20.8. — 12.9.2021

Sasha Huber:
The Firsts – Edmonia Lewis

The Firsts – Edmonia Lewis video was made during an artist’s residency at the Museum of Contemporary Art in Rome as a durational performance. Edmonia Lewis (1844–1907) was a queer African-American-Haitian Ojibwa sculptress working with marble in the Neoclassical style. She preferred portraying people from the African diaspora and indigenous peoples. She was one of the first black women in Rome. She became an internationally noted artist, despite being fetishised and tokenised by the locals. Edmonia was born free in New York, but it wouldn’t have been possible for her to gain international recognition in the US because she would have been dependent on abolitionist patronage. She spent most of her adult life in Rome.

Huber got to know about Edmonia through her artist friend, the Canadian-French-Haitian and Paris-based musician and singer-songwriter Mélissa Laveaux who composed a song about Edmonia while in a residency in Rome. Her song is the soundtrack of the video.

The portrait is part of Sasha Huber’s ongoing portraiture series The Firsts which is dedicated to amplifying histories of the first persons from the African Diaspora to have migrated to various European countries in the 19th and 20th centuries. The Firsts researches historical and systemic racism and its debilitating effects on members of the contemporary African Diaspora, with a focus on women being underrepresented throughout history.
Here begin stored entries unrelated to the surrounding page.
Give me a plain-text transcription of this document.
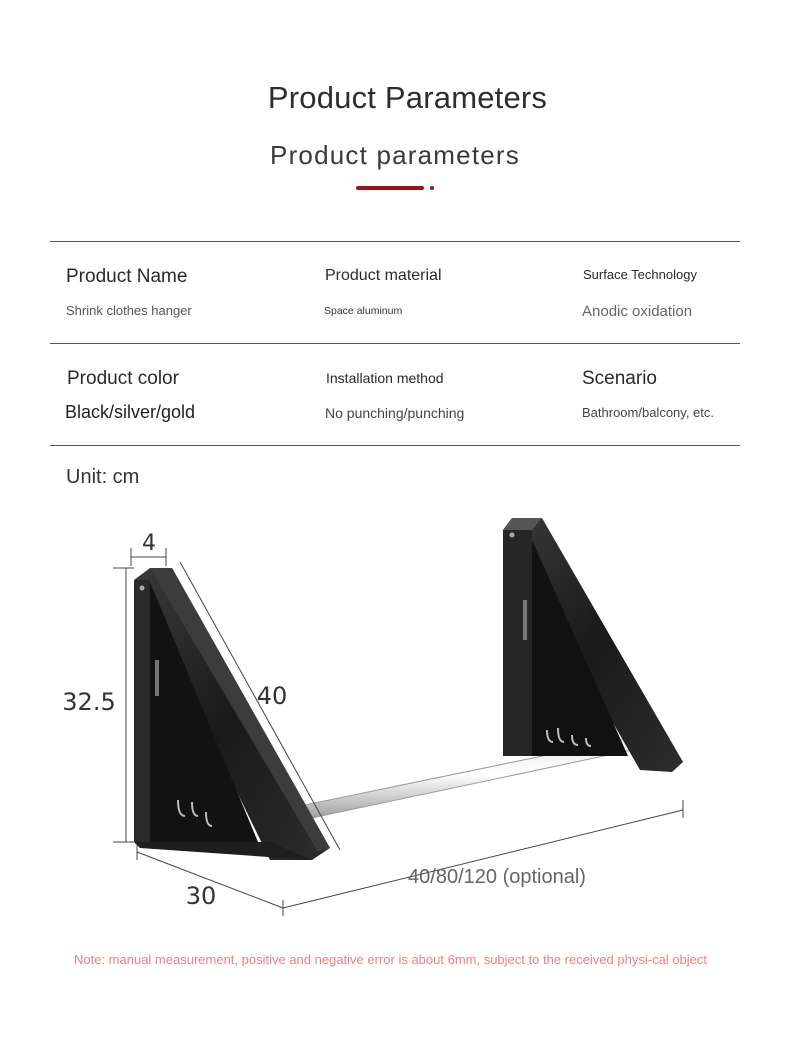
Product Parameters
Product parameters
Product Name
Shrink clothes hanger
Product material
Space aluminum
Surface Technology
Anodic oxidation
Product color
Black/silver/gold
Installation method
No punching/punching
Scenario
Bathroom/balcony, etc.
Unit: cm
4
32.5	40
30
40/80/120 (optional)
Note: manual measurement, positive and negative error is about 6mm, subject to the received physi-cal object
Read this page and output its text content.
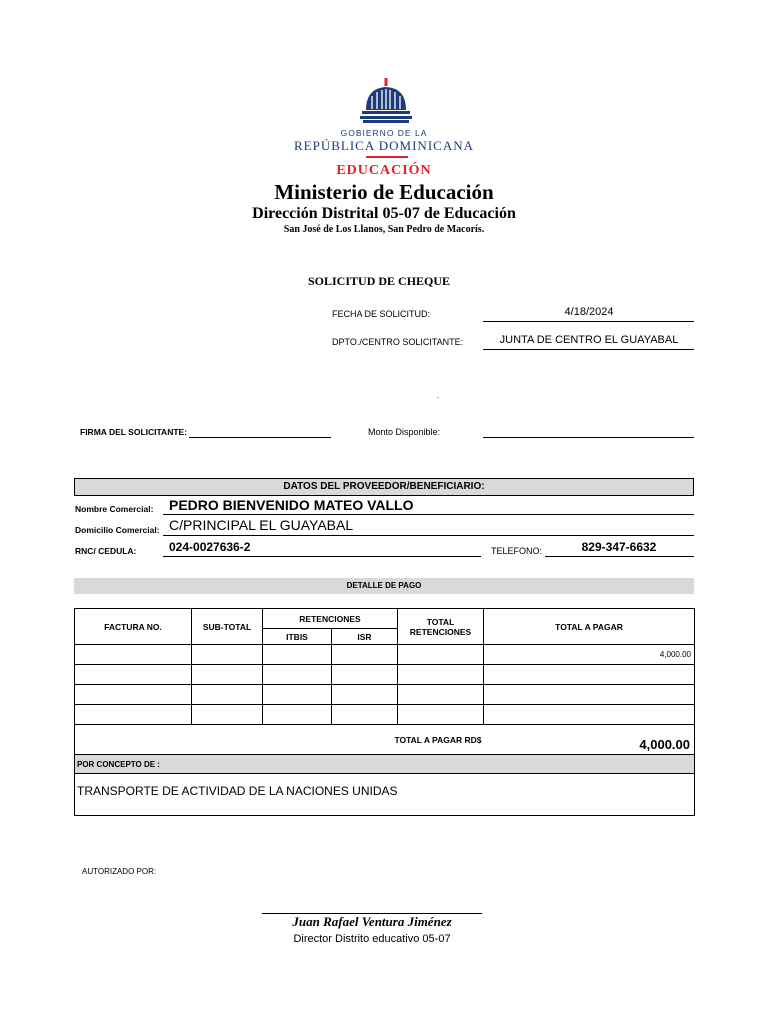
GOBIERNO DE LA
REPÚBLICA DOMINICANA
EDUCACIÓN
Ministerio de Educación
Dirección Distrital 05-07 de Educación
San José de Los Llanos, San Pedro de Macorís.
SOLICITUD DE CHEQUE
FECHA DE SOLICITUD:	4/18/2024
DPTO./CENTRO SOLICITANTE:	JUNTA DE CENTRO EL GUAYABAL
.
FIRMA DEL SOLICITANTE:	Monto Disponible:
DATOS DEL PROVEEDOR/BENEFICIARIO:
Nombre Comercial: PEDRO BIENVENIDO MATEO VALLO
Domicilio Comercial: C/PRINCIPAL EL GUAYABAL
RNC/ CEDULA:	024-0027636-2	TELEFONO:	829-347-6632
DETALLE DE PAGO
FACTURA NO.	SUB-TOTAL	RETENCIONES		TOTAL RETENCIONES	TOTAL A PAGAR
		ITBIS	ISR		
					4,000.00

TOTAL A PAGAR RD$					4,000.00
POR CONCEPTO DE :					
TRANSPORTE DE ACTIVIDAD DE LA NACIONES UNIDAS					
AUTORIZADO POR:
Juan Rafael Ventura Jiménez
Director Distrito educativo 05-07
The oppression directed at this community has hindered equitable societal and economic development, which is directly is linked to White supremacist thought and action. The Firsts suggest that this hindrance is the reason why today it can still be possible to be the ‘first black person’ to achieve specific goals across many fields of practice and countries.

Director: Sasha Huber
Photography: Petri Saarikko
Post production: Eetu Vihervaara
Music: Mélissa Laveaux

Sasha Huber (1975,  CH/FI) is a Helsinki-based, multidisciplinary visual artist-researcher of Swiss-Haitian heritage. Huber’s work is primarily concerned with the politics of memory and belonging, particularly in relation to colonial residue left in the environment. Sensitive to the subtle threads connecting history and the present, she uses and responds to archival material within a layered creative practice that encompasses performance-based interventions, video, photography, and collaborations. Huber is also claiming the compressed-air staple gun, aware of its symbolic significance as a weapon while offering the potential to renegotiate unequal power dynamics.

She holds an MA in visual culture from the Aalto University in Helsinki and is presently undertaking a practice-based PhD at the Zurich University of the Arts in artistic research. Huber has had solo exhibitions, joined short film festivals and residencies around the world, and participated in international exhibitions, including the 56th Venice Biennial in 2015. In 2021 Huber will start her first solo exhibition tour under the title You Name It. The tour begins at Kunstinstituut Melly in Rotterdam and continues to further institutions such as The Power Plant Contemporary Art Gallery in Toronto, Autograph in London, and Turku Art Museum in Finland. In 2018 Huber was the recipient of the State Art Award in the category visual arts given by the Arts Promotion Center Finland.